No matter what we are not entitled to our sinful responses to how others have hurt us. Doing so only causes separation between God, ourselves and others.
We can’t change people or make them see the error of their ways but God can. But we can take our wounded hearts, bitterness, and unforgiveness to the one who has shown us how to love mercy instead of demanding justice.
Bitterness hinders repentance and forgiveness in relationships. The cure for bitterness starts with our hearts. It’s not something we do flippantly or dismissively without considering the cost of the sin committed against us, its effects and the wounds left behind.
Ask Jesus to help you process the hurts and choose to forgive. You will then have a beautiful gift to offer others – true forgiveness from the heart. A heart that says what you did to me hurt me deeply, but I choose to forgive you and release you from a debt you cannot repay just as my precious Jesus forgave me and released me from mine.
Responding In Grace
Every person has a learned pattern of behavior when dealing with conflict. Some lash out; others become critical, defensive and sarcastic, while some retreat like a turtle and avoid conflict altogether. None of these patterns work towards solution and even create more conflict adding layers of bitterness and resentments causing hearts to get hardened and broken intimacy in relationships.
What’s God’s solution when conflict in relationships arises? GRACE! You see people model what was modeled to them. If they attack, they were attacked. If they are critical, they were criticized. If they avoid, stuffing and avoidance was the name of the game growing up. These patterns are brought into relationships and affect those we love. It’s important not to personalize the wrongful reactions of other people. It has more to do with their faulty filters and less to do with you. Grace understands this. It can build a bridge to healthy relationships.

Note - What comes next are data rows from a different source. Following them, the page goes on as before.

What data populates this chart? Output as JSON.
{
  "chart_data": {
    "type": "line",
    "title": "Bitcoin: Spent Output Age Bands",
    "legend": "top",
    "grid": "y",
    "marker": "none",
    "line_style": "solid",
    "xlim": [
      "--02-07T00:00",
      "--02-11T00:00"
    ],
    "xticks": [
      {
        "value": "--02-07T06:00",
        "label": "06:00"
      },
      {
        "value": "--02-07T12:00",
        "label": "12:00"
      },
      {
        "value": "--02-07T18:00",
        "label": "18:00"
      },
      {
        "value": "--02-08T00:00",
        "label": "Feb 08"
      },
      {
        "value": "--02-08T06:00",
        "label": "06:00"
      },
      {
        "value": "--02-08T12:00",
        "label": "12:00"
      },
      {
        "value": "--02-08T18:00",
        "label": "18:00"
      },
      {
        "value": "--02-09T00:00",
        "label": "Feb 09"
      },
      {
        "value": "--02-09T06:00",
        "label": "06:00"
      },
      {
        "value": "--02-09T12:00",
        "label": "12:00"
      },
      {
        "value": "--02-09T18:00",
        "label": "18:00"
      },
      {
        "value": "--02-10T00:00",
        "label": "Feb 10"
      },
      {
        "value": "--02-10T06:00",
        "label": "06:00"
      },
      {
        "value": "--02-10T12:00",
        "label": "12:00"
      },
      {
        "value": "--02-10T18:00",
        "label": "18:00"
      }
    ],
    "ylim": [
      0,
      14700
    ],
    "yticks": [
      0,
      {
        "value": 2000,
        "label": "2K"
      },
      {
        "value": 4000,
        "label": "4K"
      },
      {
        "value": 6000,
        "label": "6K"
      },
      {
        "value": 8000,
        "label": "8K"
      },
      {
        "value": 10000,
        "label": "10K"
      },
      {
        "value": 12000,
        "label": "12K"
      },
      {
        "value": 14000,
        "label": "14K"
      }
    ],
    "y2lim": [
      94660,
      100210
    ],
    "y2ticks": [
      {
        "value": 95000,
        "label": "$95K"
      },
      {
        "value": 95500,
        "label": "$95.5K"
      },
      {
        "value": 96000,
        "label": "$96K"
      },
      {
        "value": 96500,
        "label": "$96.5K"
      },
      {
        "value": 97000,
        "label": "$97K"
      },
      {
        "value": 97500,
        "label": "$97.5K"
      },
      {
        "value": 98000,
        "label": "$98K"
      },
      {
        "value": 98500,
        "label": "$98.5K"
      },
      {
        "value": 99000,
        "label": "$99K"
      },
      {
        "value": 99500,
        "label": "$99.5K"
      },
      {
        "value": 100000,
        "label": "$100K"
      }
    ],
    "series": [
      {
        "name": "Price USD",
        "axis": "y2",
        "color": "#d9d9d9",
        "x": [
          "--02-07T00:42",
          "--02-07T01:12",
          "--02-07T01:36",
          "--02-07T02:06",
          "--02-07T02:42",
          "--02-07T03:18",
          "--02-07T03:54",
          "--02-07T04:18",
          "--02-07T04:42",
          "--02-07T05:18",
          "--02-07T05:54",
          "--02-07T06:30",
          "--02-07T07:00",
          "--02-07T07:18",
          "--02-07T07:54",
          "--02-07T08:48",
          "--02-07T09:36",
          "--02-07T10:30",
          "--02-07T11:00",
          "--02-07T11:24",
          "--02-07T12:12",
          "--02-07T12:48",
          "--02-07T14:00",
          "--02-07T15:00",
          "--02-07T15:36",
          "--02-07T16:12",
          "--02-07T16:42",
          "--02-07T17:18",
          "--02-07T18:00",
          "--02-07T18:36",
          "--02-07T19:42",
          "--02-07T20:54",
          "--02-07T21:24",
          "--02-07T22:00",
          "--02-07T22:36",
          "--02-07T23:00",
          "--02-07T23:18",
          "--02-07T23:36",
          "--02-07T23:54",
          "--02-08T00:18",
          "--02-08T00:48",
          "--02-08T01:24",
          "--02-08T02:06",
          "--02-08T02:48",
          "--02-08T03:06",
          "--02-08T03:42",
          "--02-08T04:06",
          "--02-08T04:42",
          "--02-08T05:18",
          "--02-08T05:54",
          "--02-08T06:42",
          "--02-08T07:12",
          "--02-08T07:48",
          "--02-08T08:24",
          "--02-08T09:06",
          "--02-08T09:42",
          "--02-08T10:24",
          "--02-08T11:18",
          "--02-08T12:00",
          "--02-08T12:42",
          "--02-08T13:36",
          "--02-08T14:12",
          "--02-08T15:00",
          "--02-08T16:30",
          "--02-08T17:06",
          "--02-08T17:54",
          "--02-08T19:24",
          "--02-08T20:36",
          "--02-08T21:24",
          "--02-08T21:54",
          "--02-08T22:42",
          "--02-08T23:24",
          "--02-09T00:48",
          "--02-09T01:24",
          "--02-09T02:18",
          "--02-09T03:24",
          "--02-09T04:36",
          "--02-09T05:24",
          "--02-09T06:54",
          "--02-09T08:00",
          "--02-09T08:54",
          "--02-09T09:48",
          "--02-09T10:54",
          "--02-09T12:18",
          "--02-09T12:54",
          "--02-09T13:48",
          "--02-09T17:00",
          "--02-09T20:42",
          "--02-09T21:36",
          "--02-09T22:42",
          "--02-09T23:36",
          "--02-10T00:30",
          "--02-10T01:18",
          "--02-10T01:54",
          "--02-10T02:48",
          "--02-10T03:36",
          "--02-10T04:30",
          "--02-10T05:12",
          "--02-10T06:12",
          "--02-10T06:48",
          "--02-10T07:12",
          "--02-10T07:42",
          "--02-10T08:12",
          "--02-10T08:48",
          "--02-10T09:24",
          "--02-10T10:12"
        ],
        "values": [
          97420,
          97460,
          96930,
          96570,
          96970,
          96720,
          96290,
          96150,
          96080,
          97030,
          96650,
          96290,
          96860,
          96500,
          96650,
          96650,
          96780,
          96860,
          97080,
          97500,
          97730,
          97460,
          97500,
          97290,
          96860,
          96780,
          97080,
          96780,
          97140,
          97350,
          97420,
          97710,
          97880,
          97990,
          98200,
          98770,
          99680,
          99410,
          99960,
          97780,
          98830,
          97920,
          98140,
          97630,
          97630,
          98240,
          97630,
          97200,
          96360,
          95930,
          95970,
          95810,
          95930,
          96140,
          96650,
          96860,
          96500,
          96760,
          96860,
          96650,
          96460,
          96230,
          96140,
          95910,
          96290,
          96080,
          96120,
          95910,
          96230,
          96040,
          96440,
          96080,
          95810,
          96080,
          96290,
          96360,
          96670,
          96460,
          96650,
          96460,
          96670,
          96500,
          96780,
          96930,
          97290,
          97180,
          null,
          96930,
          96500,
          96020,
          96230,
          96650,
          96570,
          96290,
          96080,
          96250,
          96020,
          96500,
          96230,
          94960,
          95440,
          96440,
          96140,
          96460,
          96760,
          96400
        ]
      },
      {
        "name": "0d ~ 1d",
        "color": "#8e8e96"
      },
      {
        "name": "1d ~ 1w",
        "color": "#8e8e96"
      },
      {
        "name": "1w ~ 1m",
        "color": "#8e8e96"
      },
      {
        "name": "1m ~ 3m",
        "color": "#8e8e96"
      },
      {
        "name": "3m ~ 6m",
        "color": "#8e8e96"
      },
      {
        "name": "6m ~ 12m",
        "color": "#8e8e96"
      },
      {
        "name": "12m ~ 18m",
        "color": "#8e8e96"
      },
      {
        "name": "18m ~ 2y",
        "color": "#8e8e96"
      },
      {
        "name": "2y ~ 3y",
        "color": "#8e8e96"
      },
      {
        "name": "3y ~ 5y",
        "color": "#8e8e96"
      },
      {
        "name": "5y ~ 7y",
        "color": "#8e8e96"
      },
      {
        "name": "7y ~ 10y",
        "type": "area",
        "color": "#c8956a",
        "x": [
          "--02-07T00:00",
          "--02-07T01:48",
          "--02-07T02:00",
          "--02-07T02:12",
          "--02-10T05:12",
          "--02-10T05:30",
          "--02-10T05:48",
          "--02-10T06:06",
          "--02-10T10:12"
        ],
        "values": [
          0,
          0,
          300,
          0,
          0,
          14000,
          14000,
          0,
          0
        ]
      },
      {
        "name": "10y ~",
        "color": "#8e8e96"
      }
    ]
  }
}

God’s word says “Let your conversation be always full of grace, seasoned with salt, so that you may know how to answer everyone.” Instead of getting angry and replying in kind commit to sifting every conflict through a grace sifter. Nothing gets through unless it contains grace. Just like a flour sifter catches big lumps of flour that will ruin a recipe – nothing critical is allowed to sift through that will ruin our relationships. There is nothing wrong with the flour it’s just the wrong consistency. Likewise, conflict issues are legitimate and must be addressed and dealt with. But it’s our negative reaction to conflict that needs sifting through the filter of grace.
The next part of the recipe calls for seasoning with salt. Salt is a preservative. If your conversation is full of grace – allowing for faults and imperfections of others – it preserves relationships and brings peace to our lives. This is the perfect recipe for healthy God-centered relationships. Let’s get to cooking with grace.
“But above all these things put on love, which is the bond of perfection.”